Yasmin Levy (geboren am 23. Dezember 1975 in Jerusalem) ist eine sephardische Sängerin und Songwriterin, die heute in Serbien lebt und seit über zwei Jahrzehnten Ladino-Musik für ein weltweites Publikum neu belebt. Ihr Vater Yitzhak Levy - Komponist, Kantor und Pionier der Ladino-Forschung - starb, als sie erst ein Jahr alt war, prägte aber dennoch ihren gesamten künstlerischen Weg. Mit sieben Studioalben verbindet sie Flamenco, türkische und nahöstliche Klänge mit alten judeo-spanischen Liedern und wurde für den BBC Radio 3 World Music Award nominiert; 2008 gewann sie den USA Songwriting Competition für 'Me Voy'.
Yasmin Levy veröffentlichte ihr siebtes Studioalbum 'Mujer' am 8. November 2024.

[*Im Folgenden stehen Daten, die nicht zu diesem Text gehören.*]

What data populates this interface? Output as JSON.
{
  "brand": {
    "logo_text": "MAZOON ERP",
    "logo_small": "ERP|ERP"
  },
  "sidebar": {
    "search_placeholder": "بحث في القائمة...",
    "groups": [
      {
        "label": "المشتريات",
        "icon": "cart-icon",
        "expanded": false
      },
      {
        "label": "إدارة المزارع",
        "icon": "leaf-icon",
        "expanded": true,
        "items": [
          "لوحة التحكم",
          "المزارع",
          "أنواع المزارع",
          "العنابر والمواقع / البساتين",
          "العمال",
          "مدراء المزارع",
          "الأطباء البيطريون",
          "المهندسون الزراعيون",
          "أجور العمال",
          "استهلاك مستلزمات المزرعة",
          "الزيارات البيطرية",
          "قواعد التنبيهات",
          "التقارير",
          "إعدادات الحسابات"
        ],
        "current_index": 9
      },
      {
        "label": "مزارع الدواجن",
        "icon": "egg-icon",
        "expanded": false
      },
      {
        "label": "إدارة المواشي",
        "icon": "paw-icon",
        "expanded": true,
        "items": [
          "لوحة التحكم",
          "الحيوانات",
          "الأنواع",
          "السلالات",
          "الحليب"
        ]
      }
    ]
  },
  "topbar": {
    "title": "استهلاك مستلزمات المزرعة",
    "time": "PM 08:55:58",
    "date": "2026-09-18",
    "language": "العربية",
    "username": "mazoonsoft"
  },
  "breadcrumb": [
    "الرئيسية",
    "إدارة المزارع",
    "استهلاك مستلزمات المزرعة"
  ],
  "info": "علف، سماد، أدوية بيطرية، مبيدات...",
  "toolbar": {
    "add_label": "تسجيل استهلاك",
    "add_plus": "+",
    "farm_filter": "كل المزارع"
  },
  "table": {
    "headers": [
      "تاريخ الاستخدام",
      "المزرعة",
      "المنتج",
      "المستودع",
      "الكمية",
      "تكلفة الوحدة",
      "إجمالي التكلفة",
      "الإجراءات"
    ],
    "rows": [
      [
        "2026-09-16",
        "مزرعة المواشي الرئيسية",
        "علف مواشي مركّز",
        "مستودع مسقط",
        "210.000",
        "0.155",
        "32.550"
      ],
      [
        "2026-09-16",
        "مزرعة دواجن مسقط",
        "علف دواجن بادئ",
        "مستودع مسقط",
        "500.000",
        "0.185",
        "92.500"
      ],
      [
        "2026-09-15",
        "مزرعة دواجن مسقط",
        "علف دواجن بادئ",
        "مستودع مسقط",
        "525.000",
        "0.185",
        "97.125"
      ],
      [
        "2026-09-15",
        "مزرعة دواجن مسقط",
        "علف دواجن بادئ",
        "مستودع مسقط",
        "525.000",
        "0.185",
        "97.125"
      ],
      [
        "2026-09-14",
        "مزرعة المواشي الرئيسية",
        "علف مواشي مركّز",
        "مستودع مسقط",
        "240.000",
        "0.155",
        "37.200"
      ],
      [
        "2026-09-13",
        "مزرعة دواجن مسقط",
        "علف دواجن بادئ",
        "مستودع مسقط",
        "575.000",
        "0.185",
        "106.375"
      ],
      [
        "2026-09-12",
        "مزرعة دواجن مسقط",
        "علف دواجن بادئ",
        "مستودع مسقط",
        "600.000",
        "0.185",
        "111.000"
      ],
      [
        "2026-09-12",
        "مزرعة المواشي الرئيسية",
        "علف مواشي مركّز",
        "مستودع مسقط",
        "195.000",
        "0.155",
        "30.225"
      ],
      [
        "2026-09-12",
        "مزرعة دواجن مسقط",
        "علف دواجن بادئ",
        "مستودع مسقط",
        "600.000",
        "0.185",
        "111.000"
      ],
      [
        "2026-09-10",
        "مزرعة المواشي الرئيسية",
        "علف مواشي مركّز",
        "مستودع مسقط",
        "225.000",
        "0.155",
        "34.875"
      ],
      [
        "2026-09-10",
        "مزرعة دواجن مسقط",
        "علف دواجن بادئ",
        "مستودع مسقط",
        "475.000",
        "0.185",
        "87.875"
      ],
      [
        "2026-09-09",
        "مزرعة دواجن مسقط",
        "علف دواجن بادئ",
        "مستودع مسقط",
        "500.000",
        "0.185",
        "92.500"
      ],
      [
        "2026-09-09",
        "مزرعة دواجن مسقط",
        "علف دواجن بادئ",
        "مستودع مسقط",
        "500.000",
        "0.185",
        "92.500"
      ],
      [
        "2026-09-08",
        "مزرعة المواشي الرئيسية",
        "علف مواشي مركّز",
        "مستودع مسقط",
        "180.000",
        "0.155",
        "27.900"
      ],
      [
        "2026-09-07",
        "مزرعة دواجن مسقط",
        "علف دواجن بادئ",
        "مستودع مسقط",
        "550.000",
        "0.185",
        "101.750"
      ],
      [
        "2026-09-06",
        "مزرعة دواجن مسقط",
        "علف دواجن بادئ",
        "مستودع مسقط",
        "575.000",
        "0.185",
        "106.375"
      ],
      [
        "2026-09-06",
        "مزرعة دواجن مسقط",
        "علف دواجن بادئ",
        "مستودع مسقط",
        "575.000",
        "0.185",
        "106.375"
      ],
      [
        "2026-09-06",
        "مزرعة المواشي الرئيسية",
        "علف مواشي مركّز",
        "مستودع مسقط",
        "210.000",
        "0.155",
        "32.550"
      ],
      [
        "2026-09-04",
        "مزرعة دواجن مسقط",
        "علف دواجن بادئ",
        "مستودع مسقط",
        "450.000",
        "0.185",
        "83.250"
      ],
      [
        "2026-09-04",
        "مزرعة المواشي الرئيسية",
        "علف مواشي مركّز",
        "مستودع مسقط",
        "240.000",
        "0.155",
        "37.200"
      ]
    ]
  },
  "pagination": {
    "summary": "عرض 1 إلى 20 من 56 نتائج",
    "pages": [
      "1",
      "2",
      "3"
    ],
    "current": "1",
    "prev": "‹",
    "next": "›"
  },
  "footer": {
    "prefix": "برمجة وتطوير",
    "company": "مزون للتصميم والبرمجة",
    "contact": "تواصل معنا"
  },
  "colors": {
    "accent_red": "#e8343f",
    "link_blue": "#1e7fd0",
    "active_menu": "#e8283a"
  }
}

Levy erhielt im November 2024 die serbische Staatsbürgerschaft und erklärte, dass sie mit ihren Kindern dorthin ziehen möchte.
Levy trat am 27. April 2026 in der Carnegie Hall in New York auf, als Teil ihrer Welttournee 'One More Night'.
Levy trat am 25. April 2026 im Kennedy Center in Washington D.C. auf, als Teil derselben Tournee.
Levy erhielt 2023 den Pomegranate Award for Music von der American Sephardi Federation.